Graffeur-décorateur, Mathieu Dussaucy a une petite entreprise qui ne connaît pas la crise. À sa manière, il a rendu très tendance (voire très bobo) un art un peu clandestin. Un art qui sent à la fois un peu la poudre et les effluves d'acétone et de xylène. Ces produits que dégage de son principal outil de travail. Mathieu Dussaucy jure de ne pas être un bad boy, « comme 95 % des graffeurs ». L'enfant des Oriels jure aussi de ne jamais avoir tagué le couloir de sa tour C17. « J'ai oublié d'y penser ».
« L'essentiel, une méthode de pensée »
L'artiste qui confie « être très bien payé » est presque gêné de dire qu'il vit à Paris. Belle réussite d'un gosse des Oriels qui a toujours aimé dessiner sans pour autant rêver de gloire. Il ne vivra sa première fois « avec une bombe », qu'en terminale, au lycée de San Francisco. « Je me suis limité à quelques coulures ». Le décorateur garde en mémoire le conseil d'avenir de ses parents, enseignants au collège drouais Louis-Armand : « Fais ce que tu veux mais essaye d'abord d'attraper le bac. Le plus important, c'est d'avoir une méthode de pensée ».

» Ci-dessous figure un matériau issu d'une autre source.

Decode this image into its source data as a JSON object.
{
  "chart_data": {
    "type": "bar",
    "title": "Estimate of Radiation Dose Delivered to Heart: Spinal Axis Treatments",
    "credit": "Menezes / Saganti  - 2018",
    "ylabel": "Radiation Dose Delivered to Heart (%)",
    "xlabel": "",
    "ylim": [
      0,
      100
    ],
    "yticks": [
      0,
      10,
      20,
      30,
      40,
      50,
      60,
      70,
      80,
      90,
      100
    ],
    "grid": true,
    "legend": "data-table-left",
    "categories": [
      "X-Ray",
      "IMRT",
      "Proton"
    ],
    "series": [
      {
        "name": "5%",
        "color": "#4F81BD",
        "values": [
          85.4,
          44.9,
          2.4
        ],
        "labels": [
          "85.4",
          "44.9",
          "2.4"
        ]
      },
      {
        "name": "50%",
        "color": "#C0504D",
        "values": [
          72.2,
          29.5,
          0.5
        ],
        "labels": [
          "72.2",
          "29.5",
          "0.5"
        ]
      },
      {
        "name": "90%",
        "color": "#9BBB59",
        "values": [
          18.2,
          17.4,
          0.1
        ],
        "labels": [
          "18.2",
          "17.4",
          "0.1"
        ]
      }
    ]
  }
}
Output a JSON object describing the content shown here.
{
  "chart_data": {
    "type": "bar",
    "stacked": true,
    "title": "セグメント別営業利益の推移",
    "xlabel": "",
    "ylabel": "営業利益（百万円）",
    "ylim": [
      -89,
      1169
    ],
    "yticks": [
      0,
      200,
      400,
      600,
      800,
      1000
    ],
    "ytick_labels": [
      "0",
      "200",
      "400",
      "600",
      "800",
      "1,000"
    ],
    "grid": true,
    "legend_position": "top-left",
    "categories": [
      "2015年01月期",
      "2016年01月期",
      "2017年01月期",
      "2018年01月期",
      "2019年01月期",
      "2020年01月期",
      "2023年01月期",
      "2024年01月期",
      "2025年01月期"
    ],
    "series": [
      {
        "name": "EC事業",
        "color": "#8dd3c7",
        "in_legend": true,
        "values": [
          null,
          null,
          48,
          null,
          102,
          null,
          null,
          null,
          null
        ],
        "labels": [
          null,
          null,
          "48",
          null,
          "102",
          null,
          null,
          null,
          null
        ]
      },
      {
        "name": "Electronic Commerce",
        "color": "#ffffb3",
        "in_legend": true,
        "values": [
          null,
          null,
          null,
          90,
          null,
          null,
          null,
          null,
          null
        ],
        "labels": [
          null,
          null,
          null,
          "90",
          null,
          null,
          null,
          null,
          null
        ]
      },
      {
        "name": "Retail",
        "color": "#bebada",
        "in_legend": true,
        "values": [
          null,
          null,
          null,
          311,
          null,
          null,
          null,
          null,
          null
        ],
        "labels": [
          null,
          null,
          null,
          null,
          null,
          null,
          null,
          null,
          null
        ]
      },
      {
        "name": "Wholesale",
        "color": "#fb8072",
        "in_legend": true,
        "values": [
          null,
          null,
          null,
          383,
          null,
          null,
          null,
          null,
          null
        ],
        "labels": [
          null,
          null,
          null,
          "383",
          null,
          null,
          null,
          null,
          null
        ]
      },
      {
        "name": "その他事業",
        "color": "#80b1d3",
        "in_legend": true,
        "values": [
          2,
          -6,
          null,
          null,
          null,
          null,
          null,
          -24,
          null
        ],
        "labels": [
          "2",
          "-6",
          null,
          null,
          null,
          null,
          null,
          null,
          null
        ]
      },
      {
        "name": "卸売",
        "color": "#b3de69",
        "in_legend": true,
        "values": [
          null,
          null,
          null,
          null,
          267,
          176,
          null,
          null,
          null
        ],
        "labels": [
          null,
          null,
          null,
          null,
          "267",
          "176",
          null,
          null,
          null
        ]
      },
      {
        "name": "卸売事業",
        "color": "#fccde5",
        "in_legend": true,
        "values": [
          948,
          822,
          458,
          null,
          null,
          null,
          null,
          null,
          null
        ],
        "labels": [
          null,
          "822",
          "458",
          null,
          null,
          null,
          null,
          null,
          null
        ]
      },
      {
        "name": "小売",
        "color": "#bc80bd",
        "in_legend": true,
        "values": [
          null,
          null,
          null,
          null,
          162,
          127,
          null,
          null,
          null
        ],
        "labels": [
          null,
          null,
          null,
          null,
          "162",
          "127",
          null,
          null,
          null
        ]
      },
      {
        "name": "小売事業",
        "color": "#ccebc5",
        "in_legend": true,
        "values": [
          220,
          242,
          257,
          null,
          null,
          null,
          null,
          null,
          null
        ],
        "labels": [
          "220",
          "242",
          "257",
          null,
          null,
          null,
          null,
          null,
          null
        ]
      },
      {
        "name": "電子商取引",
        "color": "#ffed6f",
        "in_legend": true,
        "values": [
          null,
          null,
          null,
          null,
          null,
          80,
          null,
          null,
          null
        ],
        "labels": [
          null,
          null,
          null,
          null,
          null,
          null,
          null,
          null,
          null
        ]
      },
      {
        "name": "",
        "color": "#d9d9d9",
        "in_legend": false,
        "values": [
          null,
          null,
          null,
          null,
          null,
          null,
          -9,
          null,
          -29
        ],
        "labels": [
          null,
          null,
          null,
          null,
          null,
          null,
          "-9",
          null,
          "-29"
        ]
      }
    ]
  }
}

Entré en fac de physique, il s'engage dans une voie pour devenir professeur... mais préfère très vite prendre les voies de garages où sont stationnés des wagons. « Il m'est arrivé de faire des tags sur des trains en Ile-de-France... mais pas à Dreux ».
De l'ombre des hangars abandonnés et tagués, il est passé en pleine lumière en devenant un graffeur décorateur demandé par les particuliers comme les entreprises de toutes tailles et de toutes spécialités. D'Air France à Auchan, de la mairie de Nanterre aux émissions de télé (Tous ensemble, M6 déco, etc.), le Drouais jongle avec les couleurs, les styles et les univers. De sa mémoire pleine de couches de peinture, il cite cette œuvre évolutive placardée sur un vaste mur à Nanterre. « J'ai mis un an pour la faire. J'ai mis 50 couches de peinture. Je voulais dénoncer le côté éphémère du street-art ». Mais l'artiste se reprend et reconnaît être contradictoire, espérant que certaines de ses fresques durent plus d'un été. Il pense peut-être à celle qui habille l'orgue de l'église de Nice (« Ce sont des flammes du Saint-Esprit ») ou aux prochains travaux.
« J'aimerais peindre une
tour entière
des Oriels »
Dans son carnet de commandes bien rempli, il y a notamment les halls de quelques tours aux Oriels, cet automne. Le graffeur voit déjà plus loin et plus haut : « J'aimerais décorer une façade entière d'une tour. Le style pourrait être abstrait ou tourner autour de l'enfance. C'est là où tout se joue ». L'enfant des Oriels joue toujours avec sa bombe, « non pas pour cacher la misère mais pour donner des couleurs à la vie. Je ne suis pas pour autant un magicien ».